One reason why I was really looking forward to KDE4 was the level of abstraction it offered from services and hardware while offering a lot of unification as far as end-user interaction and desktop integration.
One fantastic example of this has become PowerDevil, which was introduced around the KDE 4.1 time but is now standard in KDE 4.2. Its functionality is based upon Solid, KDE4's hardware abstraction layer (which also abstracts audio & bluetooth).
PowerDevil runs as a fully-fledged KDE4 service, meaning it doesn't need to be some awkward "TSR" or persistent applet in your system tray. That also means that it runs much leaner than kpowersave, which largely monitored events and then attempted to send system calls along to the appropriate background resources.
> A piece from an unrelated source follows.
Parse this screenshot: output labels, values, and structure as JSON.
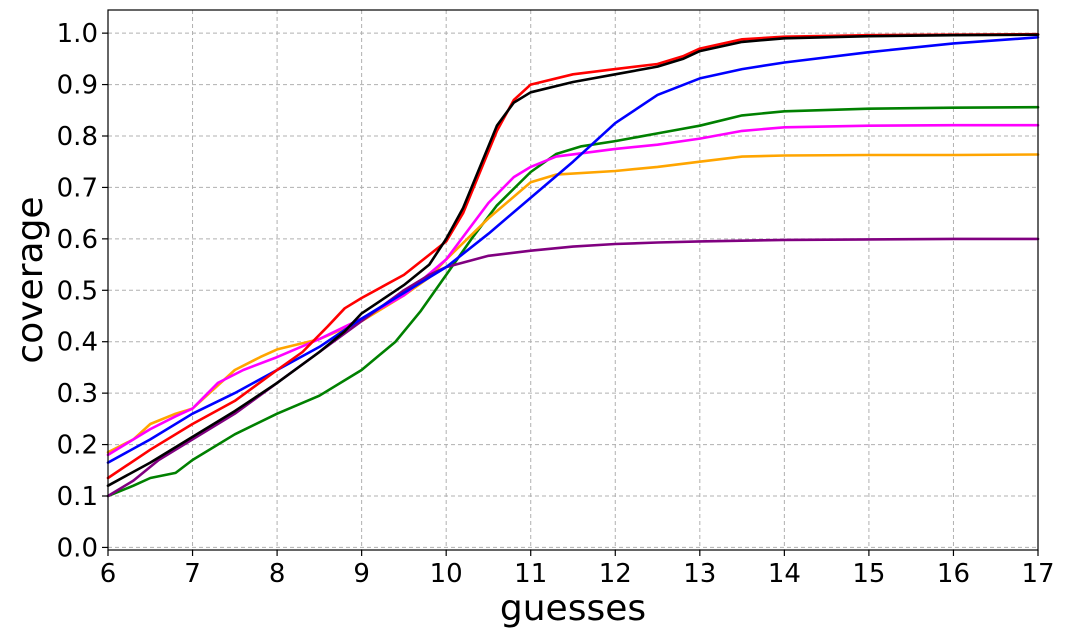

The PowerDevil coders may talk down the control panel UI, but it works rather well. And while it doesn't have a Plasmoid (applet) yet or much in the way of UI, the beauty of KDE4 means it doesn't immediately need to. Since PowerDevil is well integrated into the KDE4 desktop, KRunner displays all the immediate options you need when you type "power profile" into the runner dialog. Very nice.
This kind of desktop integration is exactly what will make KDE4 a success in the long run, and it's great to see projects like PowerDevil emerge that take advantage of what KDE4, Solid and Plasma have to offer.